Dim Sum Asylum(11)



“I don’t know.” I put my chopsticks down, resting them on the lip of the spoon. “Did they threaten you? Or anyone else?”

“No, just asking after you,” he replied slowly. “Polite. Not pushy. Not violent. Just… big.”

“Big I can handle. Violent I won’t stand.” I wished they’d been pushier, because it would have given me some idea about what Takahashi was up to. “Don’t know why he just doesn’t knock on my front door. He knows where I live.”

“He’d never have done that. Especially not when you’re on probation.” Goma picked a bean sprout out of my ramen and bit into its still crunchy length. “It’d be too much of a risk to you. He wouldn’t do that. It’d turn you against him.”

“Yeah, he’s not stupid,” I conceded, going back to my noodles. A tiny flit flew by, barely a spark in the darkness, but the sprite was bright enough to throw shadows in its wake. It was how I felt around my grandfather, like a speck of light and dust small enough to inhale and then expelled in a rush of snot. “He’ll find me if he needs me. I can’t worry about it right now. I’m going to spend the next few months breaking someone new in.”

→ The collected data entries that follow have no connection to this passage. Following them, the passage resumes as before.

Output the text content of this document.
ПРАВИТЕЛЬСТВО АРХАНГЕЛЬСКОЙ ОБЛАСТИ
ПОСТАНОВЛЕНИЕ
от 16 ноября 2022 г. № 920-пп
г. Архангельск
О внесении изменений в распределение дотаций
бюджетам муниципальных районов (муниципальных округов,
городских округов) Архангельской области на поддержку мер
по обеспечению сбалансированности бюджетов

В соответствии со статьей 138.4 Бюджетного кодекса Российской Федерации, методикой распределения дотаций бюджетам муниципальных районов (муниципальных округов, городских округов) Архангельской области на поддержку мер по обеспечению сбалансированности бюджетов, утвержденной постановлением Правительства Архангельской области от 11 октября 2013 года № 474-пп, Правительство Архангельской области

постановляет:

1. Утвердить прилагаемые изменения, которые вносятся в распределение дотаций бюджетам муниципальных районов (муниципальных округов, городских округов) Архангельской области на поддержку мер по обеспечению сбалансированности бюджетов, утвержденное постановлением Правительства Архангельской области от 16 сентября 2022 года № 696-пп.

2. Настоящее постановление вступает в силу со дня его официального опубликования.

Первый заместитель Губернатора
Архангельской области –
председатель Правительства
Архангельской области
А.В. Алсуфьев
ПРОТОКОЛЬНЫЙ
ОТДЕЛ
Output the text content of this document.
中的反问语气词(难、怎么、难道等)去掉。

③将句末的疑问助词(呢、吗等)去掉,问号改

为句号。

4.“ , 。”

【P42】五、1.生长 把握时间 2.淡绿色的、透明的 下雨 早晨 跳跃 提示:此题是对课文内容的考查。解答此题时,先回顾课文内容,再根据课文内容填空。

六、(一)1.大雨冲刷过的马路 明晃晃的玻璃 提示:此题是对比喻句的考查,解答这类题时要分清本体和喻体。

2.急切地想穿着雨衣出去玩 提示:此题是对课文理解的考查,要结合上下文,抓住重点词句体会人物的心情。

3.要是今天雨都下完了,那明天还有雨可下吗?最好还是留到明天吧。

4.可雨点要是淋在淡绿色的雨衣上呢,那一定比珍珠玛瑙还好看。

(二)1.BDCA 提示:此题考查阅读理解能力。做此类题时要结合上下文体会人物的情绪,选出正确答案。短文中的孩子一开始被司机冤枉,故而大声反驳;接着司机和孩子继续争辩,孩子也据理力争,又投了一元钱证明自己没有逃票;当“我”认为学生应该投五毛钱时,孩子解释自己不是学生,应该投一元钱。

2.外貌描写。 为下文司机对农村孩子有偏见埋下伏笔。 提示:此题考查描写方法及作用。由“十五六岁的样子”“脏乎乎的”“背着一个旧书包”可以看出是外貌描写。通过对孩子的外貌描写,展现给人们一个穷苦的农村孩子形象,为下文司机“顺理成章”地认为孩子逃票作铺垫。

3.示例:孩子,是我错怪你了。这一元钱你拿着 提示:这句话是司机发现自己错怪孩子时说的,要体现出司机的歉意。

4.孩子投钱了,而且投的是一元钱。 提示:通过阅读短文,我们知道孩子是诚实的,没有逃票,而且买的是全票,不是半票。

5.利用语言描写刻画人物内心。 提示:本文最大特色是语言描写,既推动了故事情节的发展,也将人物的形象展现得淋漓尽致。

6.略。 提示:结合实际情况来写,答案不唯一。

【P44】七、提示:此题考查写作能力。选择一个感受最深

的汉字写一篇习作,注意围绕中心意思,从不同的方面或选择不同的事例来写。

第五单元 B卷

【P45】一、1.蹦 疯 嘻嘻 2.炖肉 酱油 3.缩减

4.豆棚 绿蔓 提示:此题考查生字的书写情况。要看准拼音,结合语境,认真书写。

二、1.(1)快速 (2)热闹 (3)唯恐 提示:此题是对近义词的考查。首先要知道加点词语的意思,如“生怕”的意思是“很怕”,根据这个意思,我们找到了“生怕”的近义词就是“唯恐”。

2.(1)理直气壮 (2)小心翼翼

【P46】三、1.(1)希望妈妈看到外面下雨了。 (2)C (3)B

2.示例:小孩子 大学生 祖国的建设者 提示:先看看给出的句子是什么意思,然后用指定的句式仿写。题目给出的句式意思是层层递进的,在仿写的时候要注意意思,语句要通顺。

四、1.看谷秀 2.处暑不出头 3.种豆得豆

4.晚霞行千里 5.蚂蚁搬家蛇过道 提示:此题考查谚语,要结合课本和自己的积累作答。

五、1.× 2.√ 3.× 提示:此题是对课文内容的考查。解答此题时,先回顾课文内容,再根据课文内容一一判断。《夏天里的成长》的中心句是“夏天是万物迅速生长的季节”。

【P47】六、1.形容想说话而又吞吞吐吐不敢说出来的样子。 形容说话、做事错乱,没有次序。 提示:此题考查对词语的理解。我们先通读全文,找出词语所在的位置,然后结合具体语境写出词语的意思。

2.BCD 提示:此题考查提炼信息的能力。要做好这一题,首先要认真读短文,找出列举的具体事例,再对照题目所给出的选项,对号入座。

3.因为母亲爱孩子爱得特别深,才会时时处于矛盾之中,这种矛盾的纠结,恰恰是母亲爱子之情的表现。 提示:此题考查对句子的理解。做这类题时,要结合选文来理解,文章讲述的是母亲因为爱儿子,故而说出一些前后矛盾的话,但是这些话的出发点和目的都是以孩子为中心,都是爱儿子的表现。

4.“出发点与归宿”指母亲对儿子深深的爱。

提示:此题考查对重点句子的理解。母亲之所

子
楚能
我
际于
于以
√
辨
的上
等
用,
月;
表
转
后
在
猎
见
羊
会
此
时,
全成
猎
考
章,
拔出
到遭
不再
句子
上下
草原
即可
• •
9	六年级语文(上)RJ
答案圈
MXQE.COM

“That’s right. You’re back now, yeah? On the job?” He squinted around behind me, but his face was relaxed, probably recognizing someone walking by. Goma more than likely knew I was back on the job the moment Gaines handed me my gun, but I hated having people in my business, so the passing nod to my dignity was nice. “Because I’ve got a favor to ask of you, if you can. Nothing to do with your grandfather. Just someone Penji knows has some trouble.”

If Takahashi had been the diversion, either Goma’s favor had to be huge or my grandfather’s men were more serious than he was sharing. It didn’t matter. I owed the man a lot. He’d been there when my mother died, offering me support. When John and the girls died, he’d sent food deliveries to Gaines’s house, where I’d holed up to grieve. He’d given me a seat on the sixth stool for no other reason than I’d probably needed it, a fae-human kid with no social skills and struggling to find my place in the world. Goma gave me street cred when I’d needed it and had my back when I’d pinned on my badge.

There was nothing he couldn’t ask of me except murder, and even that I’d have to seriously look at who he wanted hit. He wouldn’t ask; that was the thing. Goma believed in the law, believed in the badge I wore, nearly as much as I did, so whatever he needed, I could trust him not to put me on the line.

“What do you need?” I’d found the soup but left the spoon where it was.

“Just for you to keep your ears open, maybe?” Goma leaned in, whispering beneath the noise of the market around us. “Penji… the wife… she’s been worried about a friend, another woman. They play hanafuda with a bunch of others every Saturday after temple, but this time, her friend didn’t join them. She was at temple but didn’t go to the tearoom afterward. Penji called her house, but there’s no answer. No one’s seen the friend, so she’s worried.”

“What’s the friend’s name?” I grabbed a napkin, and Goma handed me a pen from the cup near his register.

“Shelly Chan.” Goma screwed his face up. “I don’t remember where she lives. I’ll have to ask Penji and get back to you. She has a daughter, but she lives in San Jose.”

“Any chance she’s gone to the daughter’s?”

“I don’t know,” he confessed softly, barely audible as a group of butterfly-winged young women sauntered by, their giggling as bright as their patterning. “I’ll get the address, but honestly, she’s sharp, but… Shelly is… older than Penji, but she’s in good health. And she was at the temple. It should be safe there, but no one saw her after she bought the token. It’s like she just—”

“Disappeared in thin air?” I offered up. “What temple? The one on Stockton?”

I took down as much information as Goma had to give, promising to look into it or to at least ask someone to chase it down. Missing persons was outside my range. If she’d been setting fire to little children using an ignite spell, I’d have been able to do something, but digging through the streets for a missing Chinese woman was best left to the experts.

“Appreciate this, Roku. I know you’ve got other things on your mind, but you know, Penji worries. It’d be nice to find something out. Even if it’s that she’s worrying too much.” Goma worked at the knuckles on his left hand, kneading them with his fingers. “I told her we should to go to the police, but she’s… scared. Old-school, you know?”

I nodded, more out of sympathy than anything else. It’d been hard to be faerie in a human city when Penji and Goma were younger. It was different now, but sometimes people’s ugliness resurrected old troubles. I didn’t want to dig into ancient wounds.

“I know someone in Crimes Against Persons. They’ll run her down for me.” I’d forgotten to ask if Shelly Chan was human or faerie, but I’d leave those questions to CAP to answer. They’d come easier from someone Goma didn’t know. I tucked the napkin into my jacket, sorry I couldn’t get the soup down, but I was done. I needed a good night’s sleep, especially if Gaines was going to toss a newbie at me tomorrow. “I’ll drop a call to her when I get home. Can she call you?”